For those who have been following my blog, TurboGears was actually extracted from a desktop webapp. I didn’t have a need for the sync part of the equation, but I did indeed create an easy way for me to build Windows and Mac double-clickable apps (with little bits of platform-specific GUI to make it nice).

Good luck to Joyent with the new product! Spiffy stuff!

3 Responses to “Joyent Slingshot: a smart product idea”
  1. David says:

    “…I did indeed create an easy way for me to build Windows and Mac double-clickable apps (with little bits of platform-specific GUI to make it nice).”
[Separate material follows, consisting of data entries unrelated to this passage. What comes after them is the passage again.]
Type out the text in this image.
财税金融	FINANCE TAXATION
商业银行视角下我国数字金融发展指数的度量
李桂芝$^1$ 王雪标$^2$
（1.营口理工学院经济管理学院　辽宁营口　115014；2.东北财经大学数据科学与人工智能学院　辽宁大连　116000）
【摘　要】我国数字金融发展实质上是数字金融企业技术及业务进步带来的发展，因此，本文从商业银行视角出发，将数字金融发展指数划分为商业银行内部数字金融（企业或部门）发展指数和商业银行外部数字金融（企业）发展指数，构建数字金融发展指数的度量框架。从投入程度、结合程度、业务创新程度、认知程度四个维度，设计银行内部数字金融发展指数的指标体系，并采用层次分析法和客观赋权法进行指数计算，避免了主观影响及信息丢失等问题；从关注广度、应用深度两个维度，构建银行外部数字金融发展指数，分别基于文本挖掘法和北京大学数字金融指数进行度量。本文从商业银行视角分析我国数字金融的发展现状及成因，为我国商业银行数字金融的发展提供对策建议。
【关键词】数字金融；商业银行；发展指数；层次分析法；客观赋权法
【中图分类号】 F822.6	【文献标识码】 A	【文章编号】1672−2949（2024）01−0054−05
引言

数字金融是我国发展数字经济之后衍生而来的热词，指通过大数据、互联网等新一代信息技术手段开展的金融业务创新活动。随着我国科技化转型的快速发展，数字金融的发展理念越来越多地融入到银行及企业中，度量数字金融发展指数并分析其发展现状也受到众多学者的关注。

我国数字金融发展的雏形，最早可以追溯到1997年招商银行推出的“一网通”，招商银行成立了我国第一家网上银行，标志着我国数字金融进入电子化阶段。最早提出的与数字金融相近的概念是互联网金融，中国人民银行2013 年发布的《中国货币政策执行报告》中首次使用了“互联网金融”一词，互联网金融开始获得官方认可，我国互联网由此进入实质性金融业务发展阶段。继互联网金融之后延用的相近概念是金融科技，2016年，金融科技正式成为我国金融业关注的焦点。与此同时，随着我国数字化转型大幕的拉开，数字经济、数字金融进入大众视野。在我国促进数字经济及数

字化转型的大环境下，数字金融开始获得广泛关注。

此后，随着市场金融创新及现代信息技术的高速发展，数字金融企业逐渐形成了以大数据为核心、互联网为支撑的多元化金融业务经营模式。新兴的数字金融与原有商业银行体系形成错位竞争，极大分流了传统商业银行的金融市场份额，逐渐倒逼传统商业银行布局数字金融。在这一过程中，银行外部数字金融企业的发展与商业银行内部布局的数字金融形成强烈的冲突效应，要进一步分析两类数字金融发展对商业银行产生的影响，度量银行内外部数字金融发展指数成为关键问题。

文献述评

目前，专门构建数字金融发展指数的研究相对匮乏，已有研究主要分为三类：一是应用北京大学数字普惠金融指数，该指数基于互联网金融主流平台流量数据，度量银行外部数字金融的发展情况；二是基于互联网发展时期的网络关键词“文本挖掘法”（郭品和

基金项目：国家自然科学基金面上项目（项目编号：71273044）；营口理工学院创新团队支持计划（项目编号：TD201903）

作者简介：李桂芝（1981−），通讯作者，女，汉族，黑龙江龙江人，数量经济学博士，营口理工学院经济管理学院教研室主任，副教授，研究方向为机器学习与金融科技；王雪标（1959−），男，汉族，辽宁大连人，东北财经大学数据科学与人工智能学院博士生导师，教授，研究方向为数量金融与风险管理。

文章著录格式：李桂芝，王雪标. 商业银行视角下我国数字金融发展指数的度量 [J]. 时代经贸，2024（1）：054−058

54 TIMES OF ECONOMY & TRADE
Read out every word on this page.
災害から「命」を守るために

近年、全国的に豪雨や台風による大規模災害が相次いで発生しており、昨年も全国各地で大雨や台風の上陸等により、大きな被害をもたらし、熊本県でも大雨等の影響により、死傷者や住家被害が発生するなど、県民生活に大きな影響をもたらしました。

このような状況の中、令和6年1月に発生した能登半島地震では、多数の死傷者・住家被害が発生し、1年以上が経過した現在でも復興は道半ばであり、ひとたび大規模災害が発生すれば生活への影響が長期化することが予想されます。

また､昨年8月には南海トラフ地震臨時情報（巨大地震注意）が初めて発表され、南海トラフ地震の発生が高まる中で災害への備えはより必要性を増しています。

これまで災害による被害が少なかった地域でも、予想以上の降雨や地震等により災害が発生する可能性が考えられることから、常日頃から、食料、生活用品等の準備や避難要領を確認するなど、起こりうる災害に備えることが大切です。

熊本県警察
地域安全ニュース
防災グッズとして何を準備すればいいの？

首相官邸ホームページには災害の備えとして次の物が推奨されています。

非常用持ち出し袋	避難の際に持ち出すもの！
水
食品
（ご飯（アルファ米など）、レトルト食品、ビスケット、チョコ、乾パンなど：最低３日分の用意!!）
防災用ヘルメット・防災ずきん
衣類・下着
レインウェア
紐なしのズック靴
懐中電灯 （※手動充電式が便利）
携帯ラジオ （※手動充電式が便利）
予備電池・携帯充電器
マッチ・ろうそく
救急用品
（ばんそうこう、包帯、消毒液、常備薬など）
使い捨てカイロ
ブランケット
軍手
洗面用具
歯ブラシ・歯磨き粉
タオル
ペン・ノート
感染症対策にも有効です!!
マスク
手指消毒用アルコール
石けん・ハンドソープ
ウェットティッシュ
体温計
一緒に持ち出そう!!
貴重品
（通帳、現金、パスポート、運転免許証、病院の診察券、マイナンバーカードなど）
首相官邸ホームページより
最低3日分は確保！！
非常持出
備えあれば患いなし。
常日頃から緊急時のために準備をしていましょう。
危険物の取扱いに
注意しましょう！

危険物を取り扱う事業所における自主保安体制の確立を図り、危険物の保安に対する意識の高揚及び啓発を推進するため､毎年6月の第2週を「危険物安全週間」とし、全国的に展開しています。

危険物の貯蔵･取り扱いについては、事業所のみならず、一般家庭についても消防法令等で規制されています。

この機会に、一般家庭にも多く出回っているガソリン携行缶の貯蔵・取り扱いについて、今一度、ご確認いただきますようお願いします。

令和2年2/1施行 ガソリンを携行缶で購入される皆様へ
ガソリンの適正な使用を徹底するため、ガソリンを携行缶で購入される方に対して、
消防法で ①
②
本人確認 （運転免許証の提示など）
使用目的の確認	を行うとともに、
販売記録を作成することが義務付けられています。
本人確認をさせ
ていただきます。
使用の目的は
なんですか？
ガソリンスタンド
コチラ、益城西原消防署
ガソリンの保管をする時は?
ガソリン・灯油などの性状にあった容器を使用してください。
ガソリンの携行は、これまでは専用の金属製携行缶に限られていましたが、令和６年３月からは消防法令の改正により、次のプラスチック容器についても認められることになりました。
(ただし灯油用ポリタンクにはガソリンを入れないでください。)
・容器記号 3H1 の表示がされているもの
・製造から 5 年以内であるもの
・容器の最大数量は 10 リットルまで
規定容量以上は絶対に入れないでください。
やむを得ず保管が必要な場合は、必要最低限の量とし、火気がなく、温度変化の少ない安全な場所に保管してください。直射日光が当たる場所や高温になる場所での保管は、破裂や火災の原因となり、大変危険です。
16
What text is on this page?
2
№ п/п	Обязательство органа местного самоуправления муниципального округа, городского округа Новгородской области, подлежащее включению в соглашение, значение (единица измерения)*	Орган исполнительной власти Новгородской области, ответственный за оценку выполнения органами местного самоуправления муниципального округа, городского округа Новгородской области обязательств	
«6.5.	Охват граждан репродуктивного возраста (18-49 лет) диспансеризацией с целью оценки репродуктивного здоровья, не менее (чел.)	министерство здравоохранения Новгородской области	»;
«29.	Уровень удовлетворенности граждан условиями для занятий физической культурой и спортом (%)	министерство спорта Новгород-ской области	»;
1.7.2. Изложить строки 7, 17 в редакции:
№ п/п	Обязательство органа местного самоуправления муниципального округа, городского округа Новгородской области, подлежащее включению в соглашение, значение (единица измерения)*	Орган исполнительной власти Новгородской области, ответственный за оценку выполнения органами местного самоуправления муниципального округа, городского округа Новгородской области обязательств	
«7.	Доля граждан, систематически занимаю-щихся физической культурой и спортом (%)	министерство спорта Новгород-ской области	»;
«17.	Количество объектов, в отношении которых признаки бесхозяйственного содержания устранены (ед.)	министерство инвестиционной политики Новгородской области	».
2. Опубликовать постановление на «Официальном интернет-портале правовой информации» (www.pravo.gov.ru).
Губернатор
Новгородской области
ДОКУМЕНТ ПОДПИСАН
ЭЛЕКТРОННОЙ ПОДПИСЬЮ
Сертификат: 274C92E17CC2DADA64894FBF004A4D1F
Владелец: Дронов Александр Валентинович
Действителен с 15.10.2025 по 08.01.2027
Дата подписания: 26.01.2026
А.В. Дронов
    Any plans on releasing it, so that Python programmers can play too?

  2. sean says:

    The idea is interesting, but we’ll see how they price it for non-hosting customers:

    “While we continue to kick around different business models for Joyent Slingshot, we can safely say that Slingshot will be available for free to developers that host their Rails application on Joyent Accelerators. Other uses of Slingshot will be allowed, but we haven’t finalized the pricing for those uses. Everyone using Joyent Connector will get a version of Joyent Connector on Slingshot for free.”

  3. brandon says:

    how is this better/different then using dojo offline storage?